DiCoTraM: A distributed and coordinated DDoS flooding attack tailored traffic monitoring

The success in detecting Distributed Denial of Service (DDoS) flooding attacks is highly dependent on the quality and quantity of the covered flows by the traffic monitoring mechanism that is employed in any DDoS defense mechanism. In this paper, we propose DiCoTraM, a DDoS flooding attack tailored distributed and coordinated traffic monitoring mechanism that centrally and periodically coordinates the monitoring responsibilities and distributes them among all the monitoring devices within each autonomous system (AS) while satisfying the monitoring devices' memory constraints. DiCoTraM monitors traffic flows in such a way that the flows intended for the same destination (possible network/transport level DDoS flooding attack flows) are analyzed together in the same monitoring device if there is enough memory to cover those flows on the monitoring device; hence, this can enable distributed detection mechanisms in place to analyze the monitored flows.

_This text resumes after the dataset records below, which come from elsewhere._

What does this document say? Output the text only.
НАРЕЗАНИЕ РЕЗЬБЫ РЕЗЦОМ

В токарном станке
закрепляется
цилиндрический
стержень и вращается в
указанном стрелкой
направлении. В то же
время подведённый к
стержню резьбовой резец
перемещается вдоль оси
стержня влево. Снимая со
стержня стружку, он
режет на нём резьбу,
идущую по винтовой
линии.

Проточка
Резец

The enabled distributed detection leads to reduced communication overhead that is a problem in centralized detection mechanisms as they need to collect centrally all the flows for analysis. Moreover, the centralized coordination structure of DiCoTraM eliminates the redundant flow monitoring among the routers. We simulate and compare DiCoTraM with other traffic monitoring mechanisms in terms of: the overall flow coverage, and the DDoS flooding attack flow coverage. The experimental results show that DiCoTraM, compared to other monitoring mechanisms, covers more DDoS flooding attack flows and it has reasonable overall flow coverage.